15th Annual Conference of the International Speech Communication Association

September 14-18, 2014

An Iterative Speaker Re-Diarization Scheme for Improving Speaker-Based Entity Extraction in Multimedia Archives

Houman Ghaemmaghami, David Dean, Sridha Sridharan

Queensland University of Technology, Australia

In this paper we present a novel scheme for improving speaker diarization by making use of repeating speakers across multiple recordings within a large corpus. We call this technique speaker re-diarization and demonstrate that it is possible to reuse the initial speaker-linked diarization outputs to boost diarization accuracy within individual recordings. We first propose and evaluate two novel re-diarization techniques. We demonstrate their complementary characteristics and fuse the two techniques to successfully conduct speaker re-diarization across the SAIVT-BNEWS corpus of Australian broadcast data. This corpus contains recurring speakers in various independent recordings that need to be linked across the dataset.

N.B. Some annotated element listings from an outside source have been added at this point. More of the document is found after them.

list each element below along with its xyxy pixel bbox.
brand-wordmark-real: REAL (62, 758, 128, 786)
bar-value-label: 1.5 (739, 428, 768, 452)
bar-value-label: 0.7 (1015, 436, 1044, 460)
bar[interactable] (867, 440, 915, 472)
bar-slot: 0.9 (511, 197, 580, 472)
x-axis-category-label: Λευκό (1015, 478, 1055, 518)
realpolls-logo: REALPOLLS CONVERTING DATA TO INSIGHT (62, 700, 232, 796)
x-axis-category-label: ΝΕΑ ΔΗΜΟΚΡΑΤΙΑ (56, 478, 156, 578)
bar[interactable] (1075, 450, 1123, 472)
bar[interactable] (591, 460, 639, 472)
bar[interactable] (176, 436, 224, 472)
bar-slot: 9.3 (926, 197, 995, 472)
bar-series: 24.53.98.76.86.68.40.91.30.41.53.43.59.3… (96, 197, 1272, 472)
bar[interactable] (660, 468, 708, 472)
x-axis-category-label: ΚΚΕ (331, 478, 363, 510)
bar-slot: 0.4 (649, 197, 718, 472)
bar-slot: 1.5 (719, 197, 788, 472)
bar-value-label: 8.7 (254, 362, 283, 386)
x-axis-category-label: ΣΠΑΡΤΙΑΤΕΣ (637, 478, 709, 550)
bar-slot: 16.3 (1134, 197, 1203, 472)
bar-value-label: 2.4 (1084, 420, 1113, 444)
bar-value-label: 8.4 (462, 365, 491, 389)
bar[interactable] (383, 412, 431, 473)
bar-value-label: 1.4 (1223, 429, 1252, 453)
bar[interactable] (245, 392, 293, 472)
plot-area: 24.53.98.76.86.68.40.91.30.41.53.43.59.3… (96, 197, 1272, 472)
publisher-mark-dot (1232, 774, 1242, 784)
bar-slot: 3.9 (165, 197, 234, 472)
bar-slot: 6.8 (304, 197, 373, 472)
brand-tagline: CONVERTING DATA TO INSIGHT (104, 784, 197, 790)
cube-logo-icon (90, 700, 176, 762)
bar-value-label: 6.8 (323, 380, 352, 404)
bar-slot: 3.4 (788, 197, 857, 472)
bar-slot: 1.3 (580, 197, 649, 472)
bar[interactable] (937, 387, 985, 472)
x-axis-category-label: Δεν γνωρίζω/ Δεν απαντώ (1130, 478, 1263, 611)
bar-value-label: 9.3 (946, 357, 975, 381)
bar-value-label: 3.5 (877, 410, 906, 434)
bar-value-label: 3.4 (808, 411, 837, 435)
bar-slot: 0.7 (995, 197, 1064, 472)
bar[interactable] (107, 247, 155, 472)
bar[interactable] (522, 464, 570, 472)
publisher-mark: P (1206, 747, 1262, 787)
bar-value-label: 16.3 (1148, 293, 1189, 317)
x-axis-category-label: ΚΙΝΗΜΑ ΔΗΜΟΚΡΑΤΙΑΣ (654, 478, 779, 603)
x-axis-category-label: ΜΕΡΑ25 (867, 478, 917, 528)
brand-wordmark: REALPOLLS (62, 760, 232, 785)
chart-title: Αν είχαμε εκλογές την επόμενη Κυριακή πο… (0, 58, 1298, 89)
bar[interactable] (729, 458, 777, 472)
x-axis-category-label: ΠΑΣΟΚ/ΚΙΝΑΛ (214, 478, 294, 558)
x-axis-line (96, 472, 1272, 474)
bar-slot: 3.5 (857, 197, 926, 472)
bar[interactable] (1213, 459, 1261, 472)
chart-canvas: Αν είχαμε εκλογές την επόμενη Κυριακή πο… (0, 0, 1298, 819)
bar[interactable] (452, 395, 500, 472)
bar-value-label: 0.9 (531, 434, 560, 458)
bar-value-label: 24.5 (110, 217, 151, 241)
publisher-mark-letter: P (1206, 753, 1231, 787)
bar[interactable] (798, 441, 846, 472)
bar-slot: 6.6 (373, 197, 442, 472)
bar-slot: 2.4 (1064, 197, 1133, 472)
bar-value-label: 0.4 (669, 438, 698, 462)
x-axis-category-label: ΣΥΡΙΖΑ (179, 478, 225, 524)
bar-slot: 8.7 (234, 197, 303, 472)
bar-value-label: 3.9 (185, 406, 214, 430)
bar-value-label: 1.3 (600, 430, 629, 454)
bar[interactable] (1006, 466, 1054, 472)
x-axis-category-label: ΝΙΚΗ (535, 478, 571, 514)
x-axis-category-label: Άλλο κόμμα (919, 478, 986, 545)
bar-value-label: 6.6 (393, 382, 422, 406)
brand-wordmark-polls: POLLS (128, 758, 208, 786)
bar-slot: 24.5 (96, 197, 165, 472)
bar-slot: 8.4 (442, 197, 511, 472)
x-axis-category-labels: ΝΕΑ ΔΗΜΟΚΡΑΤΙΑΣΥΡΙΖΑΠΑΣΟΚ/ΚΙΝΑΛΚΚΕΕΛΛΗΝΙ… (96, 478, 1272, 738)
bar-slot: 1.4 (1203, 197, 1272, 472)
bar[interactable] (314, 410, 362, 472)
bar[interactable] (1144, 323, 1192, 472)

We show that our speaker re-diarization approach can provide a relative improvement of 23% in diarization error rate (DER), over the original diarization results, as well as improve the estimated number of speakers and the cluster purity and coverage metrics.

Full Paper

Bibliographic reference.  Ghaemmaghami, Houman / Dean, David / Sridharan, Sridha (2014): "An iterative speaker re-diarization scheme for improving speaker-based entity extraction in multimedia archives", In INTERSPEECH-2014, 577-581.